Yes, Skinner says, he remembers Sam from that morning: the bicycle, the wave. He is, says Sam, a painter. Skinner nods, and, Sam notes, there is shrewdness in his eyes as he nods. More than just shrewdness — slightly amused intelligence. Irony, even. Whether it is the amused detachment that comes from reading or a lifetime of watching the Sams of this world come and go, he doesn’t know. But Skinner is no longer just a friendly old codger. He is now affable but observant, and he nods again as Sam adds that he would like to paint his farm: the paddocks and the cows out there, he indicates casually, in the direction of the old woman’s tent.

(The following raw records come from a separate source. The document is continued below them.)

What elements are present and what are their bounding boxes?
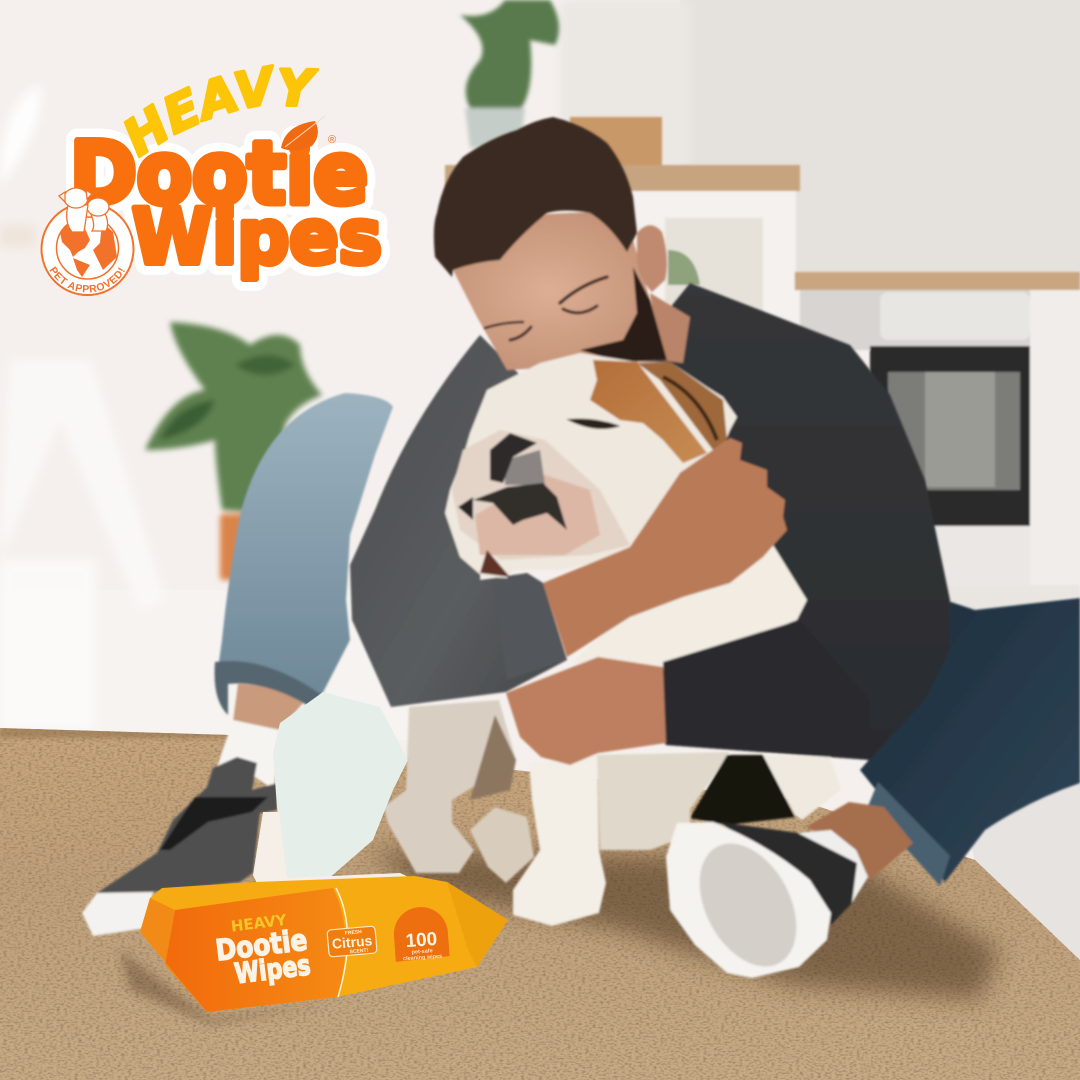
dog: second paw <box>470 807 534 883</box>
product: citrus badge: FRESH <box>345 929 362 937</box>
dog: ear <box>637 362 727 450</box>
product: package body <box>140 876 508 1012</box>
dog: nose <box>490 433 537 483</box>
logo: globe continents <box>60 222 117 277</box>
man: lower hand on dog chest <box>506 657 666 765</box>
man: face <box>453 212 667 370</box>
product: citrus badge: Citrus <box>331 932 373 952</box>
man: beard <box>580 267 667 362</box>
product: logo on pack: Wipes <box>233 948 312 990</box>
logo: cartoon pets on globe <box>59 188 109 232</box>
background: wooden shelf and white cupboard <box>445 117 800 315</box>
man: right shin and sock <box>798 802 913 903</box>
logo: word Heavy: HEAVY <box>124 64 320 158</box>
man: right jeans leg <box>860 598 1080 886</box>
dog: dark gap <box>690 755 795 825</box>
dog: muzzle <box>452 430 630 560</box>
rug <box>0 720 1080 1080</box>
man: hand hugging dog head <box>543 438 787 657</box>
product: divider line <box>336 888 348 997</box>
dog: pink cheek <box>475 475 600 555</box>
product: wipes package <box>120 812 508 1024</box>
man: ear <box>637 225 667 292</box>
dog: head <box>445 353 737 578</box>
shadow under man and dog on rug <box>370 850 1000 1000</box>
shoe: left sneaker <box>82 757 277 936</box>
product: logo on pack: Dootie <box>214 923 309 968</box>
logo: badge caption: PET APPROVED! <box>50 266 125 292</box>
logo: white outline backing: Dootie <box>70 124 368 224</box>
dog: brown patch <box>590 360 707 463</box>
product: pack left fold <box>140 898 207 1012</box>
man: neck <box>650 293 690 363</box>
shoe: sole <box>666 822 831 978</box>
logo: leaf icon <box>281 116 325 151</box>
product: pack right fold <box>447 882 508 967</box>
man: lower right sleeve <box>663 620 870 760</box>
background: counter, oven and cabinets <box>795 272 1080 625</box>
man: head, beard and hair <box>434 117 667 370</box>
dog: chest <box>570 540 807 670</box>
dog: lips <box>473 483 567 530</box>
logo: white outline backing <box>70 124 382 281</box>
man: eyes and brows <box>485 277 607 340</box>
logo: word Wipes: Wipes <box>132 192 382 281</box>
product: 100 count badge <box>392 905 450 963</box>
logo: Heavy Dootie Wipes <box>40 64 390 296</box>
product: logo on pack <box>212 909 312 992</box>
floor: bottom right <box>960 780 1080 965</box>
subject: man and dog <box>82 117 1080 983</box>
dog: mouth <box>480 550 510 577</box>
background: potted plant left <box>145 322 322 580</box>
product: package shadow <box>120 950 330 1024</box>
shoe: right sneaker <box>666 822 857 983</box>
man: left jeans leg <box>215 393 393 715</box>
dog: closed eye <box>570 420 617 428</box>
dog: rear and front legs <box>384 700 841 926</box>
logo: registered mark: ® <box>328 134 336 146</box>
man: sleeve cuff <box>492 573 567 680</box>
shoe: tread <box>680 827 816 983</box>
product: citrus badge <box>327 926 377 957</box>
product: 100 count badge: cleaning wipes <box>403 954 442 962</box>
logo: word Dootie: Dootie <box>70 124 368 224</box>
product: 100 count badge: 100 <box>405 929 438 952</box>
product: orange panel <box>165 888 345 1012</box>
product: package lid <box>253 812 415 890</box>
dog: belly <box>597 752 730 850</box>
dog: grey nose bridge <box>505 450 545 485</box>
logo: pet approved badge <box>40 188 134 296</box>
man: hair <box>434 117 637 277</box>
man: left shin and sock <box>217 684 303 790</box>
dog: front leg and paw <box>513 755 606 926</box>
dog: rear leg left <box>384 700 516 873</box>
product: 100 count badge: pet-safe <box>411 948 433 956</box>
background: stool and blurred white furniture <box>0 85 165 730</box>
shoe: upper <box>720 822 857 925</box>
man: sweater left arm <box>350 335 567 707</box>
man: sweater body <box>600 283 950 760</box>
background: potted plant on shelf <box>460 0 559 148</box>
product: citrus badge: SCENT! <box>349 948 369 955</box>
product: logo on pack: HEAVY <box>230 911 289 936</box>
dog: rear leg right <box>763 755 841 820</box>
dog: head outline <box>445 353 737 578</box>
logo: white outline backing: Wipes <box>132 192 382 281</box>
dog: shaded thigh <box>470 715 516 800</box>
man: sweater torso and arms <box>350 283 950 760</box>
wipe: pulled from pack <box>273 692 408 883</box>
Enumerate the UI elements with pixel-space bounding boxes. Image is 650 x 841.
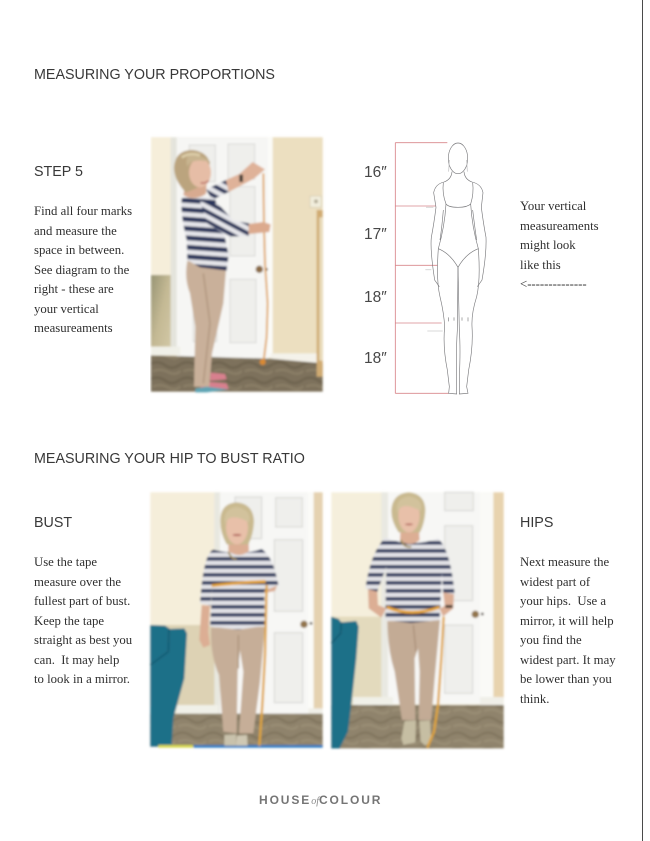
sofa bbox=[150, 625, 187, 747]
text block: vertical measurement note: <-------------- bbox=[520, 277, 587, 291]
text block: bust instructions: straight as best you bbox=[34, 633, 132, 647]
text block: vertical measurement note: Your vertical bbox=[520, 199, 586, 213]
text block: vertical measurement note: might look bbox=[520, 238, 576, 252]
text block: vertical measurement note: measureaments bbox=[520, 218, 599, 232]
shirt body bbox=[181, 195, 229, 271]
shirt bbox=[365, 538, 455, 623]
measurement label: 16 inches: 16″ bbox=[364, 164, 387, 181]
text block: step 5 instructions bbox=[34, 204, 132, 335]
text block: bust instructions bbox=[34, 555, 132, 686]
measurement label: 17 inches: 17″ bbox=[364, 226, 387, 243]
text block: step 5 instructions: your vertical bbox=[34, 302, 99, 316]
body outline bbox=[431, 143, 486, 394]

Skinner, mindful of the fact that his farm will one day, sooner or later, be gone, bulldozed from the landscape as though it never existed, immediately recognises this as an opportunity to have the fact recorded that it did once exist. To be recorded, he muses, by this young painter whose confident manner gives every impression that he is going places and whose work may one day hang in the galleries of the country: Skinner’s farm along with them. And it is for this reason that Skinner nods again, granting the painter permission to set up wherever he chooses. Other farmers might treat this as an intrusion, might look upon the young painter as a nuisance. Bound to get in the way at some time or other. And at completely the wrong time. But not Skinner.

And so, with the farmer’s permission, Sam takes his pack and strolls from the front of the house where they
have been standing and out through the gate at which George had observed Skinner the morning before. The gate at which, George had mused, we will all stand eventually. And Skinner watches Sam as he strolls out through the cow paddock and drops his pack on the ground at the far end of it, before he returns to his farm duties, to the dairy, to the churning of the butter, the same butter he has made all his life, even when his parents were alive because that was his job. As he strolls back to the shed he remembers the child’s pride he felt in delivering the butter to the family table, the table at which only he sits now, on the farm that will soon be bulldozed from the landscape, but not just yet, not until its image can be captured and frozen by the timely entrance of this young painter standing at the far end of the cow paddock.

For if the family line is to finish with Skinner, as it surely will, and if the monument of the farm is to be wiped from the land, there must be something that survives it all. Something that will pass into this new world and which will alert some casual observer one distant day that here a family called Skinner lived and worked and died.